The other issue, of course, is with the omission of two other key eras. First and foremost, the brief period in which Paul Shortino was vocalist of the band. Shortino is mentioned in the documentary like TWICE. Considering a live Quiet Riot DVD exists of Shortino fronting the band, it should not have been that difficult to get at least SOME content for this era. Seriously, it would not have killed the pacing of this documentary to give Shortino’s era at least two minutes of acknowledgement.
The single biggest issue with the documentary is the other era it overlooks – practically the ENTIRE period from 1991-2007 (aside from a brief scene in which people try to name every member of Quiet Riot). The band released no fewer than FIVE studio albums during this period, and it gets NO EMPHASIS WHATSOEVER in this feature-length documentary dedicated to the band’s history. Kenny Hillary, who was the bassist of the band in the early 1990s, committed suicide in 1996, yet does not get a single mention or tribute here (unless that “name all the band members” scene is counted). The 90s was an era when all bands from this era were struggling to survive and get by, and it would have been great to see more on Quiet Riot’s journey and musical releases during this time.

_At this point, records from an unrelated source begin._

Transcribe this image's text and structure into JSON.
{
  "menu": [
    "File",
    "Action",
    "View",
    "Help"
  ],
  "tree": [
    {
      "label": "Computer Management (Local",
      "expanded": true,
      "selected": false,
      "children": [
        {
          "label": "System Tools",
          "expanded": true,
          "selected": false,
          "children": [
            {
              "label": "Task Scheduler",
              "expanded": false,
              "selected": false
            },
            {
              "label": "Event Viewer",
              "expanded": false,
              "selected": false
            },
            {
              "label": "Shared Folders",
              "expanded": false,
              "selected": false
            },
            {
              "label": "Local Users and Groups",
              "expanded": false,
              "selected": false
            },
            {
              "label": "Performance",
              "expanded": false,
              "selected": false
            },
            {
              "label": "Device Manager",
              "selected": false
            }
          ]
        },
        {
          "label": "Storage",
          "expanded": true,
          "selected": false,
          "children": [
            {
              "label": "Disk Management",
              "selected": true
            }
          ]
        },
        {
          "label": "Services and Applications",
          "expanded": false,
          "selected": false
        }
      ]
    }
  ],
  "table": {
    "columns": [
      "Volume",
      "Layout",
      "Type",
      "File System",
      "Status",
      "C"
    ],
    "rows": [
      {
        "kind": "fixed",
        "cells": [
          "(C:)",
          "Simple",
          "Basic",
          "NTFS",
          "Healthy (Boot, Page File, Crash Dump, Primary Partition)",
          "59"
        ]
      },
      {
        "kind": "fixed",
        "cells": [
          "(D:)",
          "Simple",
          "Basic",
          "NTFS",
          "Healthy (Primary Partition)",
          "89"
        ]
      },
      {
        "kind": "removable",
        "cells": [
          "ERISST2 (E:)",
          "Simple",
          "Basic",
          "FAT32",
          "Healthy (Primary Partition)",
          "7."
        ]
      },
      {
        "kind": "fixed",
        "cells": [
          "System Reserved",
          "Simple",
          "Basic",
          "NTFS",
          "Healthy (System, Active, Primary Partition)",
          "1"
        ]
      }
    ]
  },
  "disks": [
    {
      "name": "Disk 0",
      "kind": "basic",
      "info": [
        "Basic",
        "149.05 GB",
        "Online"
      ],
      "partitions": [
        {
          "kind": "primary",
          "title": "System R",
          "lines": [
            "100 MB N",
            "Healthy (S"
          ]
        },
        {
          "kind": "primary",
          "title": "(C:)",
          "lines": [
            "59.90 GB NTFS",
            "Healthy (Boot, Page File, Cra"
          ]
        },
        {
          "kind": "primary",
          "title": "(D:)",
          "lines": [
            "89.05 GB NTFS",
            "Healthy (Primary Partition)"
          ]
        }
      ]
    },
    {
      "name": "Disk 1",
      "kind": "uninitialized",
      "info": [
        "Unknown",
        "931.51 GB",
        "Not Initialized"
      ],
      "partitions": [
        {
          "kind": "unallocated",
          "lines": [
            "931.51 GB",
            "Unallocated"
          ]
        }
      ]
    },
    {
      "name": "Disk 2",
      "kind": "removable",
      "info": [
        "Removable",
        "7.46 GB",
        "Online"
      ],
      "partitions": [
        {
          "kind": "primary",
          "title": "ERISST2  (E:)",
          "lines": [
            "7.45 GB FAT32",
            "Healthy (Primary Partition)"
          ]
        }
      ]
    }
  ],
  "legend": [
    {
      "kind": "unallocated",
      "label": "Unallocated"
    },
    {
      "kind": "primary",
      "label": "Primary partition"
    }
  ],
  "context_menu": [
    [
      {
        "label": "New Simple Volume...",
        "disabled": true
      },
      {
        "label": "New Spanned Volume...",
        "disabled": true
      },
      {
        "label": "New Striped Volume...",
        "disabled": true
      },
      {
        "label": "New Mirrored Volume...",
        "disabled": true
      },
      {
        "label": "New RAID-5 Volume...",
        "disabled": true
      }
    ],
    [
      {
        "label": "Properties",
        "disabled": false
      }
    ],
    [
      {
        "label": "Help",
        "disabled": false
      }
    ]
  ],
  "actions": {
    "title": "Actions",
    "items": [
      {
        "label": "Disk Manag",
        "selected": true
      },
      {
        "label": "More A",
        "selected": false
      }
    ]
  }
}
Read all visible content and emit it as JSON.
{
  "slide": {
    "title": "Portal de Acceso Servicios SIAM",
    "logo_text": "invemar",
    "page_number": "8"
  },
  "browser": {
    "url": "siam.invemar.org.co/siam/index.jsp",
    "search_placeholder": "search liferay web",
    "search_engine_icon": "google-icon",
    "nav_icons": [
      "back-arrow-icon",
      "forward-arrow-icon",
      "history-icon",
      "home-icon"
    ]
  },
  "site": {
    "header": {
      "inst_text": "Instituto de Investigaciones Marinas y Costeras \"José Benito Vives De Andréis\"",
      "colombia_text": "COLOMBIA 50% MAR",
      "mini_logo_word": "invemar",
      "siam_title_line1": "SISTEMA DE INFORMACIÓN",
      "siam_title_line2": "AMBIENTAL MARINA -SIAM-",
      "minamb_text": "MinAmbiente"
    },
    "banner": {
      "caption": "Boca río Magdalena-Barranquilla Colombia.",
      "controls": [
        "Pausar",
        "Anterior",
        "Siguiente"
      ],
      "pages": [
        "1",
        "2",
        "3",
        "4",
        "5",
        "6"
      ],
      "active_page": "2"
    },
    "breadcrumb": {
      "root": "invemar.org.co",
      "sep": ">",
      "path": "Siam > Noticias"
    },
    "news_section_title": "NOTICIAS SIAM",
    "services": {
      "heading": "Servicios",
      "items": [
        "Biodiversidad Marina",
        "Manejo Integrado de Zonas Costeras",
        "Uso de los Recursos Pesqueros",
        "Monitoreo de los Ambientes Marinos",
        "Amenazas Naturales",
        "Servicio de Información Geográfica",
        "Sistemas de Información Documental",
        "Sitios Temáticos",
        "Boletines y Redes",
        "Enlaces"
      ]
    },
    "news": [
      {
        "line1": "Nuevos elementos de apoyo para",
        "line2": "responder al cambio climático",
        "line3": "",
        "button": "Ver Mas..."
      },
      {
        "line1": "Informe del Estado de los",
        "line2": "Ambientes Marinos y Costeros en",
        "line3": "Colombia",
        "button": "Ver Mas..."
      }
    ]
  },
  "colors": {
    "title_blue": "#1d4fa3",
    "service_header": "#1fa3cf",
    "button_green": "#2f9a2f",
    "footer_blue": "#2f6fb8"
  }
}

This is not a perfect documentary, but to any fan of the era or the genre, the good will by far outweigh the bad. Quiet Riot is a band that has been overdue for this kind of chronicle of their career, and it is good to see that the final product mostly lives up to expectations. As a fan, this was a fantastic viewing experience, running the gamut from amusing to dramatic alike. Anyone who calls themselves a Quiet Riot fan will find Well Now You’re Here, There’s No Way Back to be essential viewing.